Aunni Y Design - CMDR ANGELA ALEXANDER PROFILE - Windsor Mill, MD
Aunni Y Design - AUNNI
 
by Andrea "Aunni" Young
Special to the Afro
(Courtesy Photo)
 
 
(December 9, 2009) - United States Navy Cmdr. Angela Alexander is on a mission every day to influence the Base Realignment and Closure (BRAC) Commission to open the new world-class Walter Reed National Military Medical Center (WRNMMC) in Bethesda, Md. Since October 2008, Alexander has supported the contracting officer’s representative at the Joint Task Force National Capital Region Medical (JTF CapMed). As a member of the Bethesda-based JTF CapMed, Alexander provides sound business advice, tailored contracting vehicles, and acquisition solutions that will meet the medical community’s time sensitive requirements.
 
Alexander is a decorated naval officer. She has a top secret clearance, and has been awarded the Defense Meritorious Service Medal, Joint Service Commendation Medal, two Naval Commendation Medals, and two Naval Achievement Medals. Alexander was commissioned as a U.S. Naval Officer in 1989 at the Officer Candidate School in Newport, R.I.
 
When asked how this latest Navy opportunity has impacted her life, Alexander said, “I have been afforded many opportunities to serve my country with some of the most decent people you would ever want to meet. I feel privileged to serve and feel a sense of mission in the morning and a sense of accomplishment at the end of the day. I feel a sense of honor in wearing my uniform and hope to wear it for a very long time.”
 
The Bethesda-based WRNMMC is expected to fully transition from the Walter Reed Army Medical Center (WRAMC) on Sept. 15, 2011. Montgomery County officials expect approximately 2,300 jobs to transition to WRNMMC when the old Walter Reed closes. Alexander, who provides oversight to support the transition to WRNMMC, is responsible for ensuring that the existing WRAMC in Washington, D.C., remains a world-class casualty care center until it closes. Alexander explained: “If someone comes to our office with a requirement and problem, we (JTF CapMed) collectively get around the table, identify existing or new contracts, and leverage expertise to solve a problem.”
 
When WRAMC closes in 2011, WRNMMC will open as a world-class center of excellence for wounded veterans and others. Services provided at the WRNMMC will include a Defense and Veterans Brain Injury Center, Inpatient Pediatrics, Cancer Treatment Centers of Excellence, Amputee Center with the prosthetic piece, Pediatric Sedation and Procedure Unit, and Healthcare professional education, i.e. dialysis school. All primary and specialty patient care functions will be relocated to the new Fort Belvoir Community Hospital in Virginia.

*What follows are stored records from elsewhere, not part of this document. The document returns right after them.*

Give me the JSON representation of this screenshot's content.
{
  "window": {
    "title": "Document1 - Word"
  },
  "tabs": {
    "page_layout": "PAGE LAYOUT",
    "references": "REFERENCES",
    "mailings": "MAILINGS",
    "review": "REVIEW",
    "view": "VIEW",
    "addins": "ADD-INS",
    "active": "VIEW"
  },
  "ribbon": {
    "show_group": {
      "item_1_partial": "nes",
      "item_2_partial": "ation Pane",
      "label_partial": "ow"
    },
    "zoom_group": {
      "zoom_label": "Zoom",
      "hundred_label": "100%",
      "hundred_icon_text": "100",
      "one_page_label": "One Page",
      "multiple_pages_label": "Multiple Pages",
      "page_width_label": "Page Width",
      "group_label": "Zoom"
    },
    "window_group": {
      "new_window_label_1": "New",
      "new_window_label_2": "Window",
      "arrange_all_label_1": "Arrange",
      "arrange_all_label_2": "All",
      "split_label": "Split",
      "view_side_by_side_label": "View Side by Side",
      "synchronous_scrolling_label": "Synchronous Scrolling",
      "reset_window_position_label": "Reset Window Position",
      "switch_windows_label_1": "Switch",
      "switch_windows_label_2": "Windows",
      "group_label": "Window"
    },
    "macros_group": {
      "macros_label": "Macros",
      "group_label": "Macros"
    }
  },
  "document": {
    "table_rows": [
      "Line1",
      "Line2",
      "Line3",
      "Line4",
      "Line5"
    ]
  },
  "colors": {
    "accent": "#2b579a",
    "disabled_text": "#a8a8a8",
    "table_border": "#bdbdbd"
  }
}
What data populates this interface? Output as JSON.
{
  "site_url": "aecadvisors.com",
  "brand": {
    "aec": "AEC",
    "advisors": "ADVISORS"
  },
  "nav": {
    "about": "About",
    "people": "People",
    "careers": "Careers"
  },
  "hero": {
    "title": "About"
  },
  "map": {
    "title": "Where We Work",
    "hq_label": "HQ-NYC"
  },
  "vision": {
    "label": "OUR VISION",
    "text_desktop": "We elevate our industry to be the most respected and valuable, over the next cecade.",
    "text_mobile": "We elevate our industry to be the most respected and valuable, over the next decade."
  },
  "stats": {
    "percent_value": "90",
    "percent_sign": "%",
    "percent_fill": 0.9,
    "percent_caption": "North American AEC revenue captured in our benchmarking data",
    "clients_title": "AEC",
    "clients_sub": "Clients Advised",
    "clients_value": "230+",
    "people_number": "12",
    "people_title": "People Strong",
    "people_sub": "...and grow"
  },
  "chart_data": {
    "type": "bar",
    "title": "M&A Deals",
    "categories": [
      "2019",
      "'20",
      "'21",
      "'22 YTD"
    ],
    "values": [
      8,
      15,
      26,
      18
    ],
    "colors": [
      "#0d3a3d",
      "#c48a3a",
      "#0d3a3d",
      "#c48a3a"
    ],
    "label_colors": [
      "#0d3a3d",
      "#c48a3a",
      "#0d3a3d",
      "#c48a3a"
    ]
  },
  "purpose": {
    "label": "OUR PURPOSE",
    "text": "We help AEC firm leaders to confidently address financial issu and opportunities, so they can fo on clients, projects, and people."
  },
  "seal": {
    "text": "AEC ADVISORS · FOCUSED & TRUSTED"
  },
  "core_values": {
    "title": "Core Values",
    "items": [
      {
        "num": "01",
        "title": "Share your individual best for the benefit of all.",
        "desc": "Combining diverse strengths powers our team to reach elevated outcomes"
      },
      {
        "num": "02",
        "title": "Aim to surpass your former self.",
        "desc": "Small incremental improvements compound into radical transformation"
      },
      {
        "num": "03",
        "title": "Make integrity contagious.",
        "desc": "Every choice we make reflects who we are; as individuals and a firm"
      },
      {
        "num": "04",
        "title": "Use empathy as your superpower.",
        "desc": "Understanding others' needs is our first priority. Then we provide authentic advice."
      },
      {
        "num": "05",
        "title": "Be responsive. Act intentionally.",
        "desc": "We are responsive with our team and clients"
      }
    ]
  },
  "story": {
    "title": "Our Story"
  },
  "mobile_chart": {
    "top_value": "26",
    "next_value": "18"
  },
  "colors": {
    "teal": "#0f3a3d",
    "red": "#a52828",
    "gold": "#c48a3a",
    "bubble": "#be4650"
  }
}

Alexander expounded, “We (JTF CapMed) acquire a variety of products and services to support military service members, both active and retired, and their families, from pencils to hospital rooms.” By October 2010, Bethesda and Fort Belvoir locations must transition to a single joint command before the WRAMC closure in September 2011.
 
Alexander thanks the Navy for changing her life. While pursuing mathematics at Fort Valley State University, a recruiter helped her join the Navy and inaugurate the baccalaureate degree commissioning program on campus. For the rest of her time at Fort Valley State, Alexander was paid as an E3 and continued to receive her scholarship until she completed a bachelor’s degree in mathematics in 1989. Afterward, Alexander went on to officer candidate school in Rhode Island, where she became a fully commissioned officer. Alexander later earned a master’s in business administration with a focus in management from Brenau University in 1997.
 
Alexander is a District resident, and is miles away from her hometown of Deepstep, Ga. Alexander remembers Deepstep having approximately 500 residents during her childhood years. Alexander had to travel to a nearby town called Sandersville to complete her high school degree. Alexander’s Navy career and many accomplishments have long since outgrown the community where her maternal grandparents, Dave and Daisy Jackson, raised her. The 2000 U.S. Census states that Deepstep now has no more than 132 citizens, of which none are African American. Alexander always knew she wanted to travel and go places, and her grandmother would say, “There’s enough out there that we don’t know to make a whole new world.” From that moment forward, Alexander knew education was the only way out, and has fond memories of sitting in a corner, reading books.
 
Alexander is quoted as saying, “There is no other place I would rather live than the United States of America. I have had the opportunity to witness first-hand how other cultures live. You need (that) perspective to witness first-hand how blessed we are.”
 
Alexander is married to Leo Alexander, former Channel 4 News reporter, now a licensed insurance sales executive. They have a combined family of four children, Miles, Zachary, Leah and Cory.